On dakika bekledim ama Huzeyfe bana cevap vermeden WhatsApp'tan çıktı.

Buna dayanamayıp, 'Huzeyfe, sana neden cevap vermediğini sordum.' dedim son kez. Huzeyfe çevrimiçi oldu ve bana yazmaya başladı.

Gelen mesajı okuduğumda, bütün dünyam şiddetli bir zelzeleyle sarsıldı.

'Çünkü sıkıldım.'

Tekrar tekrar okudum, o iki kelimeyi.

'Lütfen yazma artık.' dedi ikinci mesajda.

Bu ne demekti şimdi? Şaka mı yapıyordu? Yüreğime indirecekti bu gidişle. Ne yazacağımı düşünmeden mesaja yeltendim, ama ne yazdıysam ona gitmedi.

Beni engellemişti.

Durumu idrak edebildikten sonra o gece saatlerce ağladım. Ben Huzeyfe'ye ne yapmıştım ki, Huzeyfe benden bu kadar nefret ediyordu? Benden uzaklaşmak için mi Nûra olayını bahane ederek arkasına bakmadan kaçmıştı. Bir de "Senden ayrılmayı düşünsem, bunu yüzüne söylerim.

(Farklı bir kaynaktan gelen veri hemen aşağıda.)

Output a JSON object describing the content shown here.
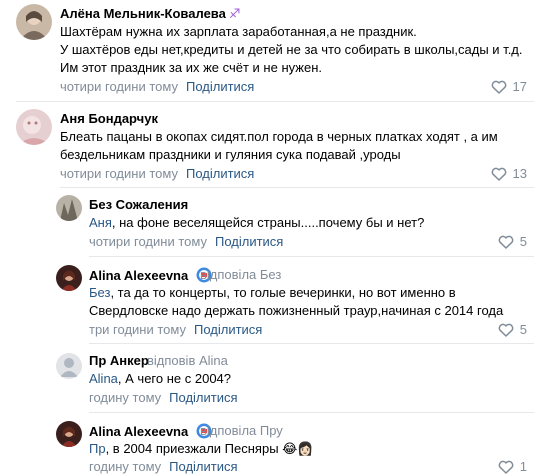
{
  "comments": [
    {
      "name": "Алёна Мельник-Ковалева",
      "name_emoji": "♐",
      "lines": [
        "Шахтёрам нужна их зарплата заработанная,а не праздник.",
        "У шахтёров еды нет,кредиты и детей не за что собирать в школы,сады и т.д.",
        "Им этот праздник за их же счёт и не нужен."
      ],
      "time": "чотири години тому",
      "share": "Поділитися",
      "likes": "17"
    },
    {
      "name": "Аня Бондарчук",
      "lines": [
        "Блеать пацаны в окопах сидят.пол города в черных платках ходят , а им",
        "бездельникам праздники и гуляния сука подавай ,уроды"
      ],
      "time": "чотири години тому",
      "share": "Поділитися",
      "likes": "13"
    }
  ],
  "replies": [
    {
      "name": "Без Сожаления",
      "mention": "Аня",
      "lines": [
        ", на фоне веселящейся страны.....почему бы и нет?"
      ],
      "time": "чотири години тому",
      "share": "Поділитися",
      "likes": "5"
    },
    {
      "name": "Alina Alexeevna",
      "replied_to": "відповіла Без",
      "mention": "Без",
      "lines": [
        ", та да то концерты, то голые вечеринки, но вот именно в",
        "Свердловске надо держать пожизненный траур,начиная с 2014 года"
      ],
      "time": "три години тому",
      "share": "Поділитися",
      "likes": "5"
    },
    {
      "name": "Пр Анкер",
      "replied_to": "відповів Alina",
      "mention": "Alina",
      "lines": [
        ", А чего не с 2004?"
      ],
      "time": "годину тому",
      "share": "Поділитися"
    },
    {
      "name": "Alina Alexeevna",
      "replied_to": "відповіла Пру",
      "mention": "Пр",
      "lines": [
        ", в 2004 приезжали Песняры 😂👩🏻"
      ],
      "time": "годину тому",
      "share": "Поділитися",
      "likes": "1"
    }
  ],
  "colors": {
    "link": "#2a5885",
    "meta": "#818c99",
    "divider": "#e7e8ec"
  }
}
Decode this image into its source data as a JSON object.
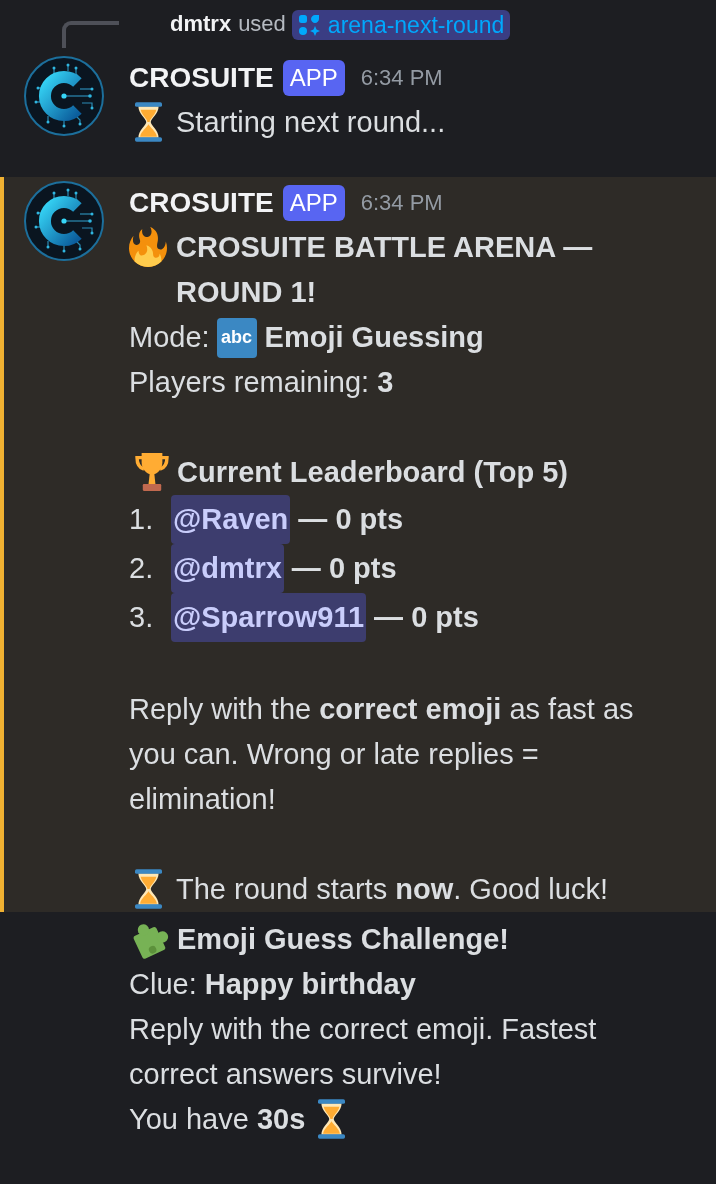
{
  "messages": [
    {
      "reply": {
        "user": "dmtrx",
        "action": "used",
        "command": "arena-next-round"
      },
      "author": "CROSUITE",
      "tag": "APP",
      "time": "6:34 PM",
      "highlighted": false,
      "lines": [
        {
          "kind": "status",
          "text": "Starting next round..."
        }
      ]
    },
    {
      "author": "CROSUITE",
      "tag": "APP",
      "time": "6:34 PM",
      "highlighted": true,
      "lines": [
        {
          "kind": "heading",
          "text": "CROSUITE BATTLE ARENA — ROUND 1!"
        },
        {
          "kind": "mode",
          "label": "Mode:",
          "emoji_text": "abc",
          "value": "Emoji Guessing"
        },
        {
          "kind": "plain",
          "text": "Players remaining: **3**"
        },
        {
          "kind": "gap"
        },
        {
          "kind": "trophy",
          "text": "Current Leaderboard (Top 5)"
        },
        {
          "kind": "rank",
          "number": "1.",
          "mention": "@Raven",
          "score": "— 0 pts"
        },
        {
          "kind": "rank",
          "number": "2.",
          "mention": "@dmtrx",
          "score": "— 0 pts"
        },
        {
          "kind": "rank",
          "number": "3.",
          "mention": "@Sparrow911",
          "score": "— 0 pts"
        },
        {
          "kind": "gap"
        },
        {
          "kind": "plain",
          "text": "Reply with the **correct emoji** as fast as you can. Wrong or late replies = elimination!"
        },
        {
          "kind": "gap"
        },
        {
          "kind": "status",
          "text": "The round starts **now**. Good luck!"
        }
      ]
    },
    {
      "highlighted": false,
      "lines": [
        {
          "kind": "puzzle",
          "text": "Emoji Guess Challenge!"
        },
        {
          "kind": "plain",
          "text": "Clue: **Happy birthday**"
        },
        {
          "kind": "plain",
          "text": "Reply with the correct emoji. Fastest correct answers survive!"
        },
        {
          "kind": "countdown",
          "text": "You have **30s**"
        }
      ]
    }
  ]
}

Kaçmak bana yakışmaz." demişti.

Yalancı köpek.

Dakika başı kurulan 'Seni seviyorum' cümleleri, yumuşak öpücükler, nazik eller, hepsi geçici bir halüsinasyondan ibaretti. Bense onları sonu harikulade bir geleceğe uzanan rüya merdiveni sanmıştım.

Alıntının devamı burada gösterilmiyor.